Artık şefaat edenlerin şefaati onlara fayda sağlamaz. (48)
74/MUDDESSİR-49: Fe mâ lehum anit tezkirati mu’rıdîn(mu’rıdîne).
Buna rağmen, onlara ne oluyor da zikirden yüz çevirenler oldular? (49)
74/MUDDESSİR-50: Ke ennehum humurun mustenfiratun.
Sanki onlar ürkmüş yabanî merkepler gibidir. (50)
74/MUDDESSİR-51: Ferrat min kasveratin.
Arslandan (korkup) kaçmıştır. (51)
74/MUDDESSİR-52: Bel yurîdu kullumriin minhum en yu’tâ suhufen muneşşeraten.
Hayır, onların hepsi, kendileri için yazılmış sahifeler gelmesini ister. (52)
74/MUDDESSİR-53: Kellâ, bel lâ yuhâfûnel âhıraten.
Hayır, bilâkis, onlar ahiretten korkmuyorlar. (53)
74/MUDDESSİR-54: Kellâ innehu tezkiratun.
Hayır, muhakkak ki O, bir Zikir’dir (Öğüt’tür). (54)
74/MUDDESSİR-55: Fe men şâe zekerehu.
Artık kim dilerse, O’nu zikreder. (55)
74/MUDDESSİR-56: Ve mâ yezkurûne illâ en yeşâallâhu, huve ehlut takvâ ve ehlul magfirati.
Allah’ın dilediğinden başkası O’nu zikredemez.
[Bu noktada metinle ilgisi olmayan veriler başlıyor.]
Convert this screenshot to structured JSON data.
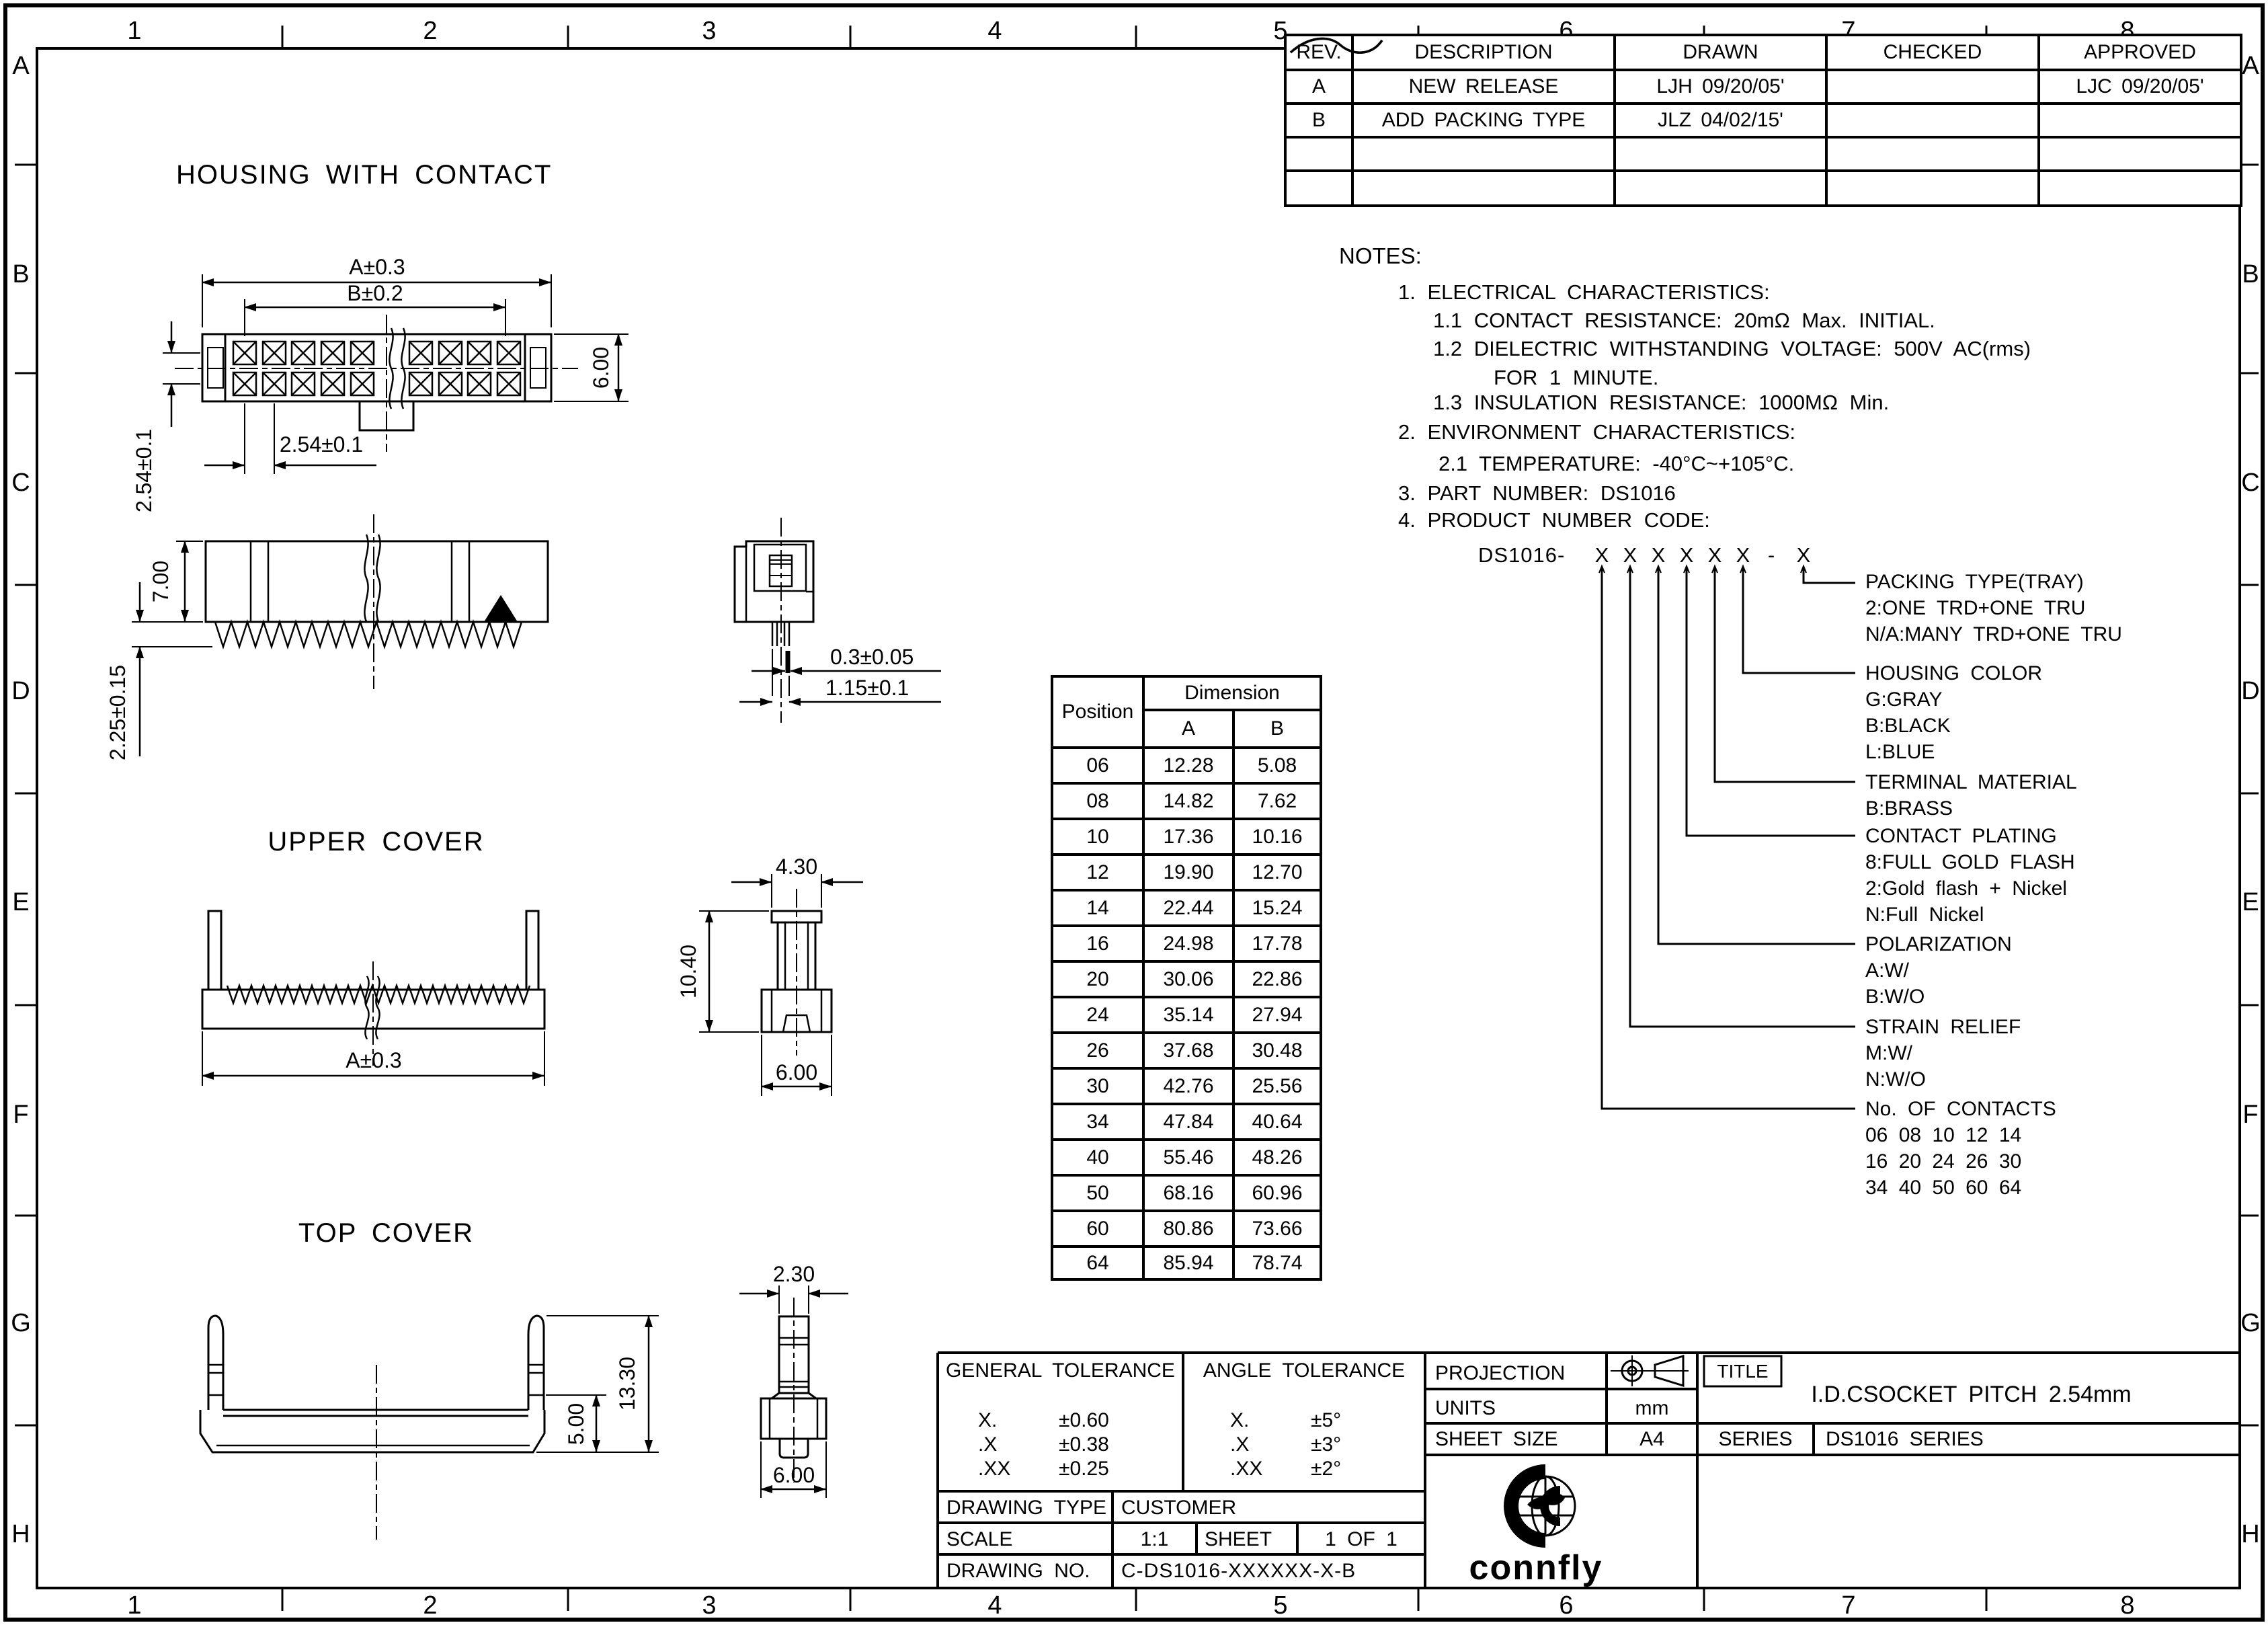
{
  "drawing": {
    "titles": {
      "housing": "HOUSING WITH CONTACT",
      "upper_cover": "UPPER COVER",
      "top_cover": "TOP COVER"
    }
  },
  "border": {
    "cols": [
      "1",
      "2",
      "3",
      "4",
      "5",
      "6",
      "7",
      "8"
    ],
    "rows": [
      "A",
      "B",
      "C",
      "D",
      "E",
      "F",
      "G",
      "H"
    ]
  },
  "revision_table": {
    "headers": [
      "REV.",
      "DESCRIPTION",
      "DRAWN",
      "CHECKED",
      "APPROVED"
    ],
    "rows": [
      {
        "rev": "A",
        "description": "NEW RELEASE",
        "drawn": "LJH 09/20/05'",
        "approved": "LJC 09/20/05'"
      },
      {
        "rev": "B",
        "description": "ADD PACKING TYPE",
        "drawn": "JLZ 04/02/15'",
        "approved": ""
      }
    ]
  },
  "notes": {
    "lines": [
      "NOTES:",
      "1. ELECTRICAL CHARACTERISTICS:",
      "1.1 CONTACT RESISTANCE: 20mΩ Max. INITIAL.",
      "1.2 DIELECTRIC WITHSTANDING VOLTAGE: 500V AC(rms)",
      "FOR 1 MINUTE.",
      "1.3 INSULATION RESISTANCE: 1000MΩ Min.",
      "2. ENVIRONMENT CHARACTERISTICS:",
      "2.1 TEMPERATURE: -40°C~+105°C.",
      "3. PART NUMBER: DS1016",
      "4. PRODUCT NUMBER CODE:"
    ]
  },
  "product_code": {
    "prefix": "DS1016-",
    "marks": [
      "X",
      "X",
      "X",
      "X",
      "X",
      "X",
      "-",
      "X"
    ],
    "legend": [
      {
        "title": "PACKING TYPE(TRAY)",
        "options": [
          "2:ONE TRD+ONE TRU",
          "N/A:MANY TRD+ONE TRU"
        ]
      },
      {
        "title": "HOUSING COLOR",
        "options": [
          "G:GRAY",
          "B:BLACK",
          "L:BLUE"
        ]
      },
      {
        "title": "TERMINAL MATERIAL",
        "options": [
          "B:BRASS"
        ]
      },
      {
        "title": "CONTACT PLATING",
        "options": [
          "8:FULL GOLD FLASH",
          "2:Gold flash + Nickel",
          "N:Full Nickel"
        ]
      },
      {
        "title": "POLARIZATION",
        "options": [
          "A:W/",
          "B:W/O"
        ]
      },
      {
        "title": "STRAIN RELIEF",
        "options": [
          "M:W/",
          "N:W/O"
        ]
      },
      {
        "title": "No. OF CONTACTS",
        "options": [
          "06 08 10 12 14",
          "16 20 24 26 30",
          "34 40 50 60 64"
        ]
      }
    ]
  },
  "dimension_table": {
    "position_header": "Position",
    "dimension_header": "Dimension",
    "col_a": "A",
    "col_b": "B",
    "rows": [
      {
        "pos": "06",
        "a": "12.28",
        "b": "5.08"
      },
      {
        "pos": "08",
        "a": "14.82",
        "b": "7.62"
      },
      {
        "pos": "10",
        "a": "17.36",
        "b": "10.16"
      },
      {
        "pos": "12",
        "a": "19.90",
        "b": "12.70"
      },
      {
        "pos": "14",
        "a": "22.44",
        "b": "15.24"
      },
      {
        "pos": "16",
        "a": "24.98",
        "b": "17.78"
      },
      {
        "pos": "20",
        "a": "30.06",
        "b": "22.86"
      },
      {
        "pos": "24",
        "a": "35.14",
        "b": "27.94"
      },
      {
        "pos": "26",
        "a": "37.68",
        "b": "30.48"
      },
      {
        "pos": "30",
        "a": "42.76",
        "b": "25.56"
      },
      {
        "pos": "34",
        "a": "47.84",
        "b": "40.64"
      },
      {
        "pos": "40",
        "a": "55.46",
        "b": "48.26"
      },
      {
        "pos": "50",
        "a": "68.16",
        "b": "60.96"
      },
      {
        "pos": "60",
        "a": "80.86",
        "b": "73.66"
      },
      {
        "pos": "64",
        "a": "85.94",
        "b": "78.74"
      }
    ]
  },
  "dims": {
    "housing_a": "A±0.3",
    "housing_b": "B±0.2",
    "housing_h": "6.00",
    "housing_pitch_row": "2.54±0.1",
    "housing_pitch_col": "2.54±0.1",
    "front_h": "7.00",
    "pin_len": "2.25±0.15",
    "pin_t": "0.3±0.05",
    "pin_w": "1.15±0.1",
    "uc_a": "A±0.3",
    "uc_top": "4.30",
    "uc_h": "10.40",
    "uc_bot": "6.00",
    "tc_h": "13.30",
    "tc_base": "5.00",
    "tc_top": "2.30",
    "tc_bot": "6.00"
  },
  "title_block": {
    "general_tolerance": {
      "title": "GENERAL TOLERANCE",
      "rows": [
        {
          "k": "X.",
          "v": "±0.60"
        },
        {
          "k": ".X",
          "v": "±0.38"
        },
        {
          "k": ".XX",
          "v": "±0.25"
        }
      ]
    },
    "angle_tolerance": {
      "title": "ANGLE TOLERANCE",
      "rows": [
        {
          "k": "X.",
          "v": "±5°"
        },
        {
          "k": ".X",
          "v": "±3°"
        },
        {
          "k": ".XX",
          "v": "±2°"
        }
      ]
    },
    "projection_label": "PROJECTION",
    "units_label": "UNITS",
    "units_value": "mm",
    "sheet_size_label": "SHEET SIZE",
    "sheet_size_value": "A4",
    "title_label": "TITLE",
    "title_value": "I.D.CSOCKET PITCH 2.54mm",
    "series_label": "SERIES",
    "series_value": "DS1016 SERIES",
    "drawing_type_label": "DRAWING TYPE",
    "drawing_type_value": "CUSTOMER",
    "scale_label": "SCALE",
    "scale_value": "1:1",
    "sheet_label": "SHEET",
    "sheet_value": "1 OF 1",
    "drawing_no_label": "DRAWING NO.",
    "drawing_no_value": "C-DS1016-XXXXXX-X-B",
    "logo_text": "connfly"
  }
}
O (O’nun dilediği kimse), takva sahibidir ve mağfiret ehlidir (günahları sevaba çevrilmiş olan kimsedir). (56)

KIYÂME Suresi

Bismillâhirrahmânirrahîm

75/KIYÂME-1: Lâ uksimu bi yevmil kıyâmeti.
Hayır, kıyâmet gününe yemin ederim. (1)
75/KIYÂME-2: Ve lâ uksimu bin nefsil levvâmeti.
Ve hayır, levvame (kınayan) nefse yemin ederim. (2)
75/KIYÂME-3: E yahsebul insânu ellen necmea ızâmehu.
İnsan (öldükten sonra) onun kemiklerini asla biraraya getiremeyeceğimizi mi sanıyor? (3)
75/KIYÂME-4: Belâ kâdirîne alâ en nusevviye benânehu.
Hayır, Biz, onun parmak uçlarını bile yeniden düzenlemeye kaadiriz. (4)
75/KIYÂME-5: Bel yurîdul insânu li yefcure emâmehu.
Hayır, insan, önündeki (zamanı) fısk ve fücur ile geçirmeyi ister. (5)
75/KIYÂME-6: Yes’elu eyyâne yevmul kıyâmeti.
“Kıyâmet günü ne zaman?” diye sorar. (6)
75/KIYÂME-7: Fe izâ berikal basar(basaru).
Artık bakışlar dehşetle kamaştığı zaman. (7)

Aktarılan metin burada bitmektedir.